Em conclusão, pediu a revogação do acórdão da 2ª instância e a consequente reposição da sentença homologatória do plano de insolvência aprovado com fundamento na violação dos artºs 112º, nº 2, da Constituição, 7º, nº 3 e 12º do Código Civil, 97º, 196º e 215º do CIRE, 12º da Lei Geral Tri­butá­ria, 123º e 125º da Lei 55-A/2010, de 31 de Dezembro.

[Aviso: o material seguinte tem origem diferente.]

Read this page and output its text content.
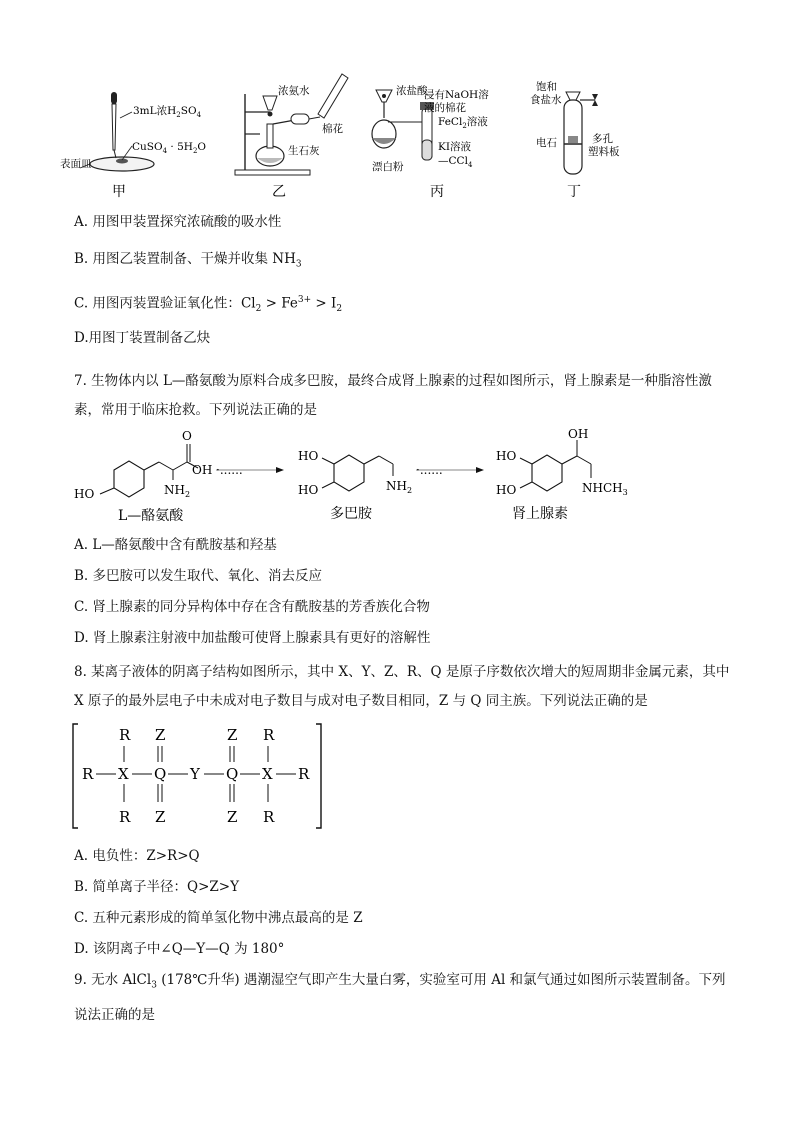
3mL浓$H_2SO_4$
表面皿
CuSO$_4$ · $5H_2O$
甲
浓氨水
棉花
生石灰
乙
浓盐酸
浸有NaOH溶
液的棉花
FeCl$_2$溶液
KI溶液
—CCl$_4$
漂白粉
丙
饱和
食盐水
电石	多孔
塑料板
丁
A. 用图甲装置探究浓硫酸的吸水性
B. 用图乙装置制备、干燥并收集 $NH_3$
C. 用图丙装置验证氧化性：$Cl_2 > Fe^{3+} > I_2$
D.用图丁装置制备乙炔
7. 生物体内以 L—酪氨酸为原料合成多巴胺，最终合成肾上腺素的过程如图所示，肾上腺素是一种脂溶性激素，常用于临床抢救。下列说法正确的是
HO
O
OH
$NH_2$
·......
L—酪氨酸
HO
HO	$NH_2$
·......
多巴胺
HO
HO
OH
$NHCH_3$
肾上腺素
A. L—酪氨酸中含有酰胺基和羟基
B. 多巴胺可以发生取代、氧化、消去反应
C. 肾上腺素的同分异构体中存在含有酰胺基的芳香族化合物
D. 肾上腺素注射液中加盐酸可使肾上腺素具有更好的溶解性
8. 某离子液体的阴离子结构如图所示，其中 X、Y、Z、R、Q 是原子序数依次增大的短周期非金属元素，其中 X 原子的最外层电子中未成对电子数目与成对电子数目相同，Z 与 Q 同主族。下列说法正确的是
R X Q Y Q X R
R
R
Z
Z
Z
Z
R
R
A. 电负性：Z>R>Q
B. 简单离子半径：Q>Z>Y
C. 五种元素形成的简单氢化物中沸点最高的是 Z
D. 该阴离子中∠Q—Y—Q 为 180°
9. 无水 AlCl$_3$ (178℃升华) 遇潮湿空气即产生大量白雾，实验室可用 Al 和氯气通过如图所示装置制备。下列说法正确的是
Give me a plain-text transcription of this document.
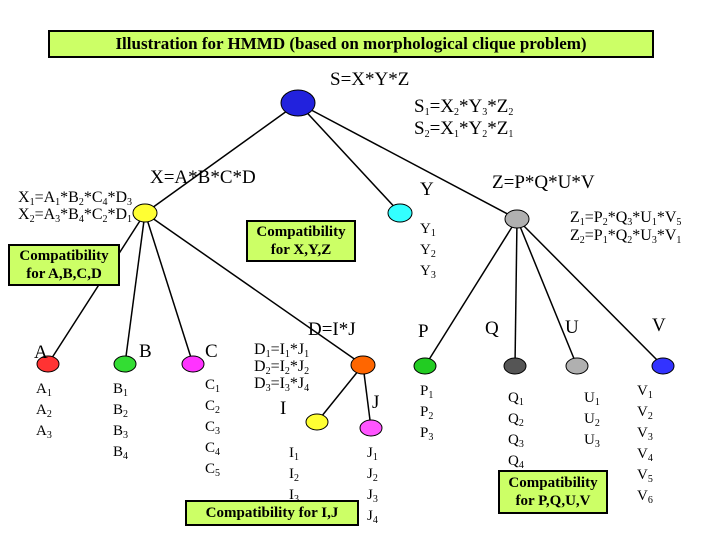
Illustration for HMMD (based on morphological clique problem)
S=X*Y*Z
$S_1=X_2*Y_3*Z_2$
$S_2=X_1*Y_2*Z_1$
X=A*B*C*D
$X_1=A_1*B_2*C_4*D_3$
$X_2=A_3*B_4*C_2*D_1$
Y
$Y_1$
$Y_2$
$Y_3$
Z=P*Q*U*V
$Z_1=P_2*Q_3*U_1*V_5$
$Z_2=P_1*Q_2*U_3*V_1$
Compatibility
for X,Y,Z
Compatibility
for A,B,C,D
Compatibility for I,J
Compatibility
for P,Q,U,V
D=I*J
$D_1=I_1*J_1$
$D_2=I_2*J_2$
$D_3=I_3*J_4$
A	B	C
I	J
P	Q	U	V
$A_1$
$A_2$
$A_3$
$B_1$
$B_2$
$B_3$
$B_4$
$C_1$
$C_2$
$C_3$
$C_4$
$C_5$
$I_1$
$I_2$
$I_3$
$J_1$
$J_2$
$J_3$
$J_4$
$P_1$
$P_2$
$P_3$
$Q_1$
$Q_2$
$Q_3$
$Q_4$
$U_1$
$U_2$
$U_3$
$V_1$
$V_2$
$V_3$
$V_4$
$V_5$
$V_6$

Não houve contra alegações.

Tudo visto, cumpre decidir.

II. Fundamentação  

O presente recurso, como acima se referiu, foi interposto ao abrigo do artº 14º, nº 1, do CIRE, que dispõe o seguinte, na parte que interessa ao caso:

“Nos processos de insolvência não é admitido recurso dos acórdãos proferidos por tribunal da relação, salvo se o recorrente demonstrar que o acórdão de que pretende recorrer está em oposição com outro, proferido por alguma das Relações, ou pelo Supremo Tribunal de Justiça, no domínio da mesma legislação e que haja decidido de forma divergente a mesma questão fundamental de direito e não houver sido fixada pelo Supremo, nos termos dos artigos 732º-A e 732º-B do Código de Processo Civil, jurisprudência com ele con­forme”.

Importa por isso verificar, previamente, se há efectiva oposição de acórdãos que justifique a admissão e conhecimento do recurso.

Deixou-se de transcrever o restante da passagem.